Group B streptococcus is part of the normal flora of the genitourinary tract. During pregnancy, its presence increases11. Septic arthritis caused by group B streptococcus is uncommon, but when it does present clinically in pregnant, postpartum, or postabortion women, it is commonly found at the sacroiliac joint6-9. In our patient, the hip joint rather than the sacroiliac joint was affected. Howell and Sheddon postulated a hematogenous mechanism via retrograde flow as the ligamentum teres drains into the obturator venous system4.
Although postpartum septic arthritis is rare, our case demonstrates the need to include a septic etiology in the differential diagnosis when determining the cause of hip pain, low back pain, and buttock pain in postpartum women. Our patient had experienced hip pain for four months prior to presentation at our institution. Etiologies such as transient osteoporosis and intrapelvic pathology may preclude a physician from recognizing signs of septic arthritis. This emphasizes the importance of early radiographic studies if septic arthritis is part of the differential diagnosis in a postpartum woman. Difficulty weight-bearing and limited joint motion should also be concerning signs. Imaging is appropriate for a woman who is postpartum. However, if septic arthritis is suspected in a pregnant woman, blood work (including WBC, ESR, and CRP levels) should be assessed. In our patient, the delay in diagnosis caused irreparable destruction of the hip, which necessitated resection arthroplasty, the administration of antibiotics, and a total hip arthroplasty.

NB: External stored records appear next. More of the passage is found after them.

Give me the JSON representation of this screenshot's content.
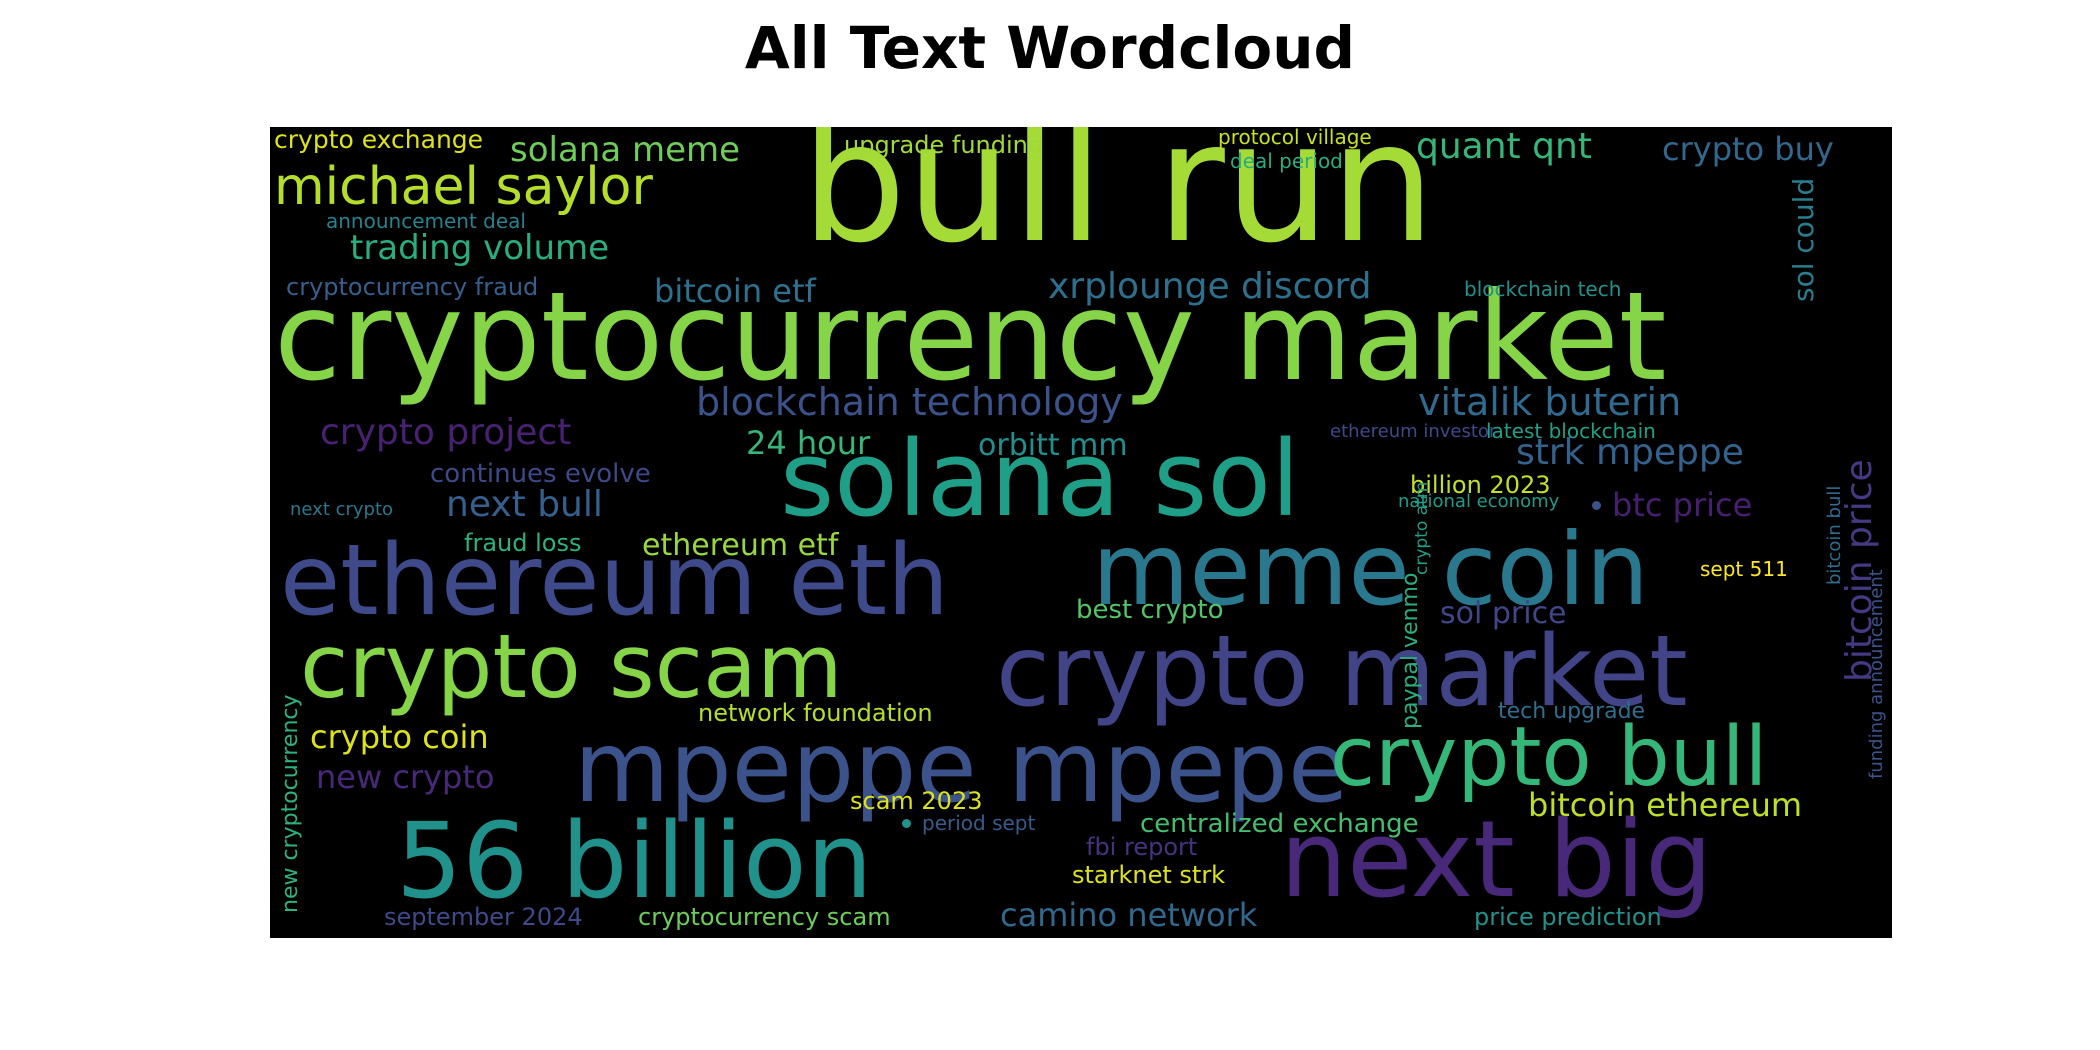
{
  "title": "All Text Wordcloud",
  "words": [
    {
      "text": "bull run",
      "color": "#a5db36"
    },
    {
      "text": "cryptocurrency market",
      "color": "#86d549"
    },
    {
      "text": "solana sol",
      "color": "#1f9f88"
    },
    {
      "text": "meme coin",
      "color": "#2a788e"
    },
    {
      "text": "ethereum eth",
      "color": "#3e4a89"
    },
    {
      "text": "crypto scam",
      "color": "#86d549"
    },
    {
      "text": "crypto market",
      "color": "#414487"
    },
    {
      "text": "mpeppe mpepe",
      "color": "#3b528b"
    },
    {
      "text": "crypto bull",
      "color": "#35b779"
    },
    {
      "text": "56 billion",
      "color": "#21918c"
    },
    {
      "text": "next big",
      "color": "#482878"
    },
    {
      "text": "michael saylor",
      "color": "#b5de2b"
    },
    {
      "text": "solana meme",
      "color": "#6ece58"
    },
    {
      "text": "crypto exchange",
      "color": "#dde318"
    },
    {
      "text": "upgrade funding",
      "color": "#a0da39"
    },
    {
      "text": "protocol village",
      "color": "#c8e020"
    },
    {
      "text": "deal period",
      "color": "#27ad81"
    },
    {
      "text": "quant qnt",
      "color": "#35b779"
    },
    {
      "text": "crypto buy",
      "color": "#31688e"
    },
    {
      "text": "announcement deal",
      "color": "#26828e"
    },
    {
      "text": "trading volume",
      "color": "#29af7f"
    },
    {
      "text": "cryptocurrency fraud",
      "color": "#355f8d"
    },
    {
      "text": "bitcoin etf",
      "color": "#2c718e"
    },
    {
      "text": "xrplounge discord",
      "color": "#2d708e"
    },
    {
      "text": "blockchain tech",
      "color": "#21918c"
    },
    {
      "text": "sol could",
      "color": "#287d8e"
    },
    {
      "text": "blockchain technology",
      "color": "#3b528b"
    },
    {
      "text": "vitalik buterin",
      "color": "#306a8e"
    },
    {
      "text": "bitcoin price",
      "color": "#443983"
    },
    {
      "text": "crypto project",
      "color": "#482173"
    },
    {
      "text": "24 hour",
      "color": "#35b779"
    },
    {
      "text": "orbitt mm",
      "color": "#218f8d"
    },
    {
      "text": "ethereum investor",
      "color": "#3e4989"
    },
    {
      "text": "latest blockchain",
      "color": "#1fa188"
    },
    {
      "text": "strk mpeppe",
      "color": "#33628d"
    },
    {
      "text": "continues evolve",
      "color": "#3e4989"
    },
    {
      "text": "billion 2023",
      "color": "#c2df23"
    },
    {
      "text": "next crypto",
      "color": "#2a788e"
    },
    {
      "text": "next bull",
      "color": "#355f8d"
    },
    {
      "text": "national economy",
      "color": "#1e9b8a"
    },
    {
      "text": "btc price",
      "color": "#481f70"
    },
    {
      "text": "bitcoin bull",
      "color": "#2f6c8e"
    },
    {
      "text": "fraud loss",
      "color": "#2db27d"
    },
    {
      "text": "ethereum etf",
      "color": "#98d83e"
    },
    {
      "text": "crypto atm",
      "color": "#1fa088"
    },
    {
      "text": "funding announcement",
      "color": "#3a538b"
    },
    {
      "text": "sept 511",
      "color": "#fde725"
    },
    {
      "text": "paypal venmo",
      "color": "#29af7f"
    },
    {
      "text": "best crypto",
      "color": "#52c569"
    },
    {
      "text": "sol price",
      "color": "#404688"
    },
    {
      "text": "new cryptocurrency",
      "color": "#2db27d"
    },
    {
      "text": "network foundation",
      "color": "#b5de2b"
    },
    {
      "text": "tech upgrade",
      "color": "#2e6e8e"
    },
    {
      "text": "crypto coin",
      "color": "#dde318"
    },
    {
      "text": "new crypto",
      "color": "#482878"
    },
    {
      "text": "scam 2023",
      "color": "#dde318"
    },
    {
      "text": "bitcoin ethereum",
      "color": "#bddf26"
    },
    {
      "text": "period sept",
      "color": "#365c8d"
    },
    {
      "text": "centralized exchange",
      "color": "#44bf70"
    },
    {
      "text": "fbi report",
      "color": "#46337e"
    },
    {
      "text": "starknet strk",
      "color": "#dde318"
    },
    {
      "text": "september 2024",
      "color": "#3e4a89"
    },
    {
      "text": "cryptocurrency scam",
      "color": "#6ccd5a"
    },
    {
      "text": "camino network",
      "color": "#31688e"
    },
    {
      "text": "price prediction",
      "color": "#20928c"
    }
  ],
  "dots": [
    {
      "color": "#3b528b"
    },
    {
      "color": "#21918c"
    }
  ]
}
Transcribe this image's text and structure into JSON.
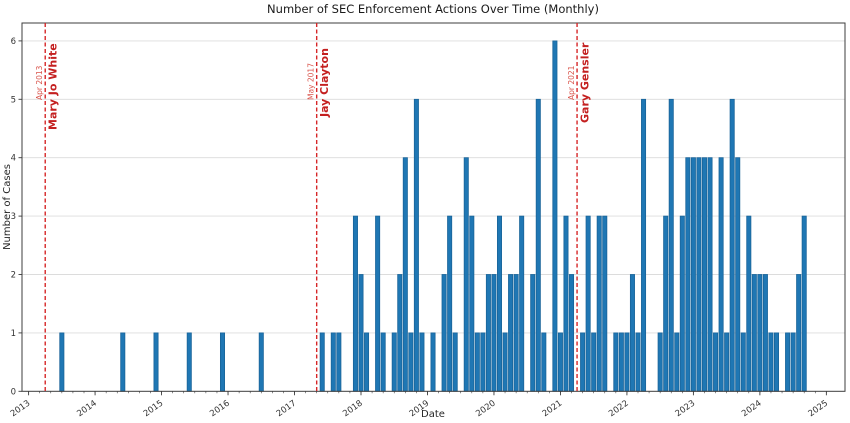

To determine the patient population at risk for group B streptococcal infection, Schuchat and the Centers for Disease Control recommend prenatal screening for group B streptococcal colonization in all pregnant women12. The American College of Obstetricians and Gynecologists (ACOG) support this recommendation13. Screening by swabbing the vaginal introitus and rectum between thirty-five and thirty-seven weeks of pregnancy is recommended. Pregnant women with positive group B streptococcal cultures should be administered antibiotics at the onset of labor or at the time of membrane rupture (if it occurs before labor)12-14. The ACOG recommends penicillin as the antibiotic of choice, with ampicillin as a second option13. Dechen et al.15 and Jackson et al.10 suggest immunization as a potential option. While screening is part of many obstetric protocols, our patient was never tested nor treated for group B streptococcus.
Group B streptococcus is classically associated with neonatal sepsis, yet a heightened awareness of postpartum and postabortion infection has implemented a treatment protocol in the peripartum period, which has minimized such infections. It is imperative that members of health care teams identify such an infection in the postpartum patient. Vigilance can prevent the catastrophic outcome that occurred in our patient.